Section 10851 includes accessory after the fact; divisibility issue. This discussion addresses what happens within the Ninth Circuit if a § 10851 conviction has a sentence of a year or more imposed. In 2007 the Ninth Circuit en banc decided United States v. Vidal, 504 F.3d 1072, (9th Cir. 2007) (en banc), on remand after Duenas-Alvarez. Vidal involved a conviction of § 10851 where a year or more had been imposed. In a split decision, the Ninth Circuit en banc found that the term “an accessory” in § 10851 refers to an accessory after the fact, like Pen C § 32. Id. at 1077-86, The court found that the inclusion of “accessory” in the text of § 10851 fulfills the “realistic probability of prosecution” requirement set out in Duenas-Alvarez.
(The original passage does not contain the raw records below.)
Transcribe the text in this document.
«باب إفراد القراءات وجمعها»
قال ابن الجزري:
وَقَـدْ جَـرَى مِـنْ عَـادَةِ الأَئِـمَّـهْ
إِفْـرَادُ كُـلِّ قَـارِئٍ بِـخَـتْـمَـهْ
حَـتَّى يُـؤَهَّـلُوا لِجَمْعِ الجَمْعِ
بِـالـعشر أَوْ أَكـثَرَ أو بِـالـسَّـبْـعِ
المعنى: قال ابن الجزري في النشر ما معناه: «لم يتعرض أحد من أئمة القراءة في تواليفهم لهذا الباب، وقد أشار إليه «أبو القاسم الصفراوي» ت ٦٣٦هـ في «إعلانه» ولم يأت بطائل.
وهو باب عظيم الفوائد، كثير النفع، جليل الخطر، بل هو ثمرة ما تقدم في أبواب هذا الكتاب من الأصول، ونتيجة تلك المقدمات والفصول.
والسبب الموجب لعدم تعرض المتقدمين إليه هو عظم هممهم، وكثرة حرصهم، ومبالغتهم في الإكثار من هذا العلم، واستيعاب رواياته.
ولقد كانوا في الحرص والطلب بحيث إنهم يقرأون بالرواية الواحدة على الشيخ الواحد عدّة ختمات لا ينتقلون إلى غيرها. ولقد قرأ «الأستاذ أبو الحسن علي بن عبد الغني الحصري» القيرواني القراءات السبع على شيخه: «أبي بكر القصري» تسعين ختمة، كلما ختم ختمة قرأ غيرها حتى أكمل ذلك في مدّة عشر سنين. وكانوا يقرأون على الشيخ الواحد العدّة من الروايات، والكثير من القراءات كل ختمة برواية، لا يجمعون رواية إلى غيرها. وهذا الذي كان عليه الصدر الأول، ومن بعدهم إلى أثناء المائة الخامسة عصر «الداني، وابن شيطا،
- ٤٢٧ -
Id. at 1082. The court held that accessory under § 10851 does not come within the definition of “theft,” which was the only AF category that the government had charged (i.e., it had not charged that 10851 also is an AF as obstruction of justice). It reviewed the record of conviction under the modified categorical approach (i.e., treated § 10851 as a divisible offense) and found that the record was inconclusive. Id. at 1086-90.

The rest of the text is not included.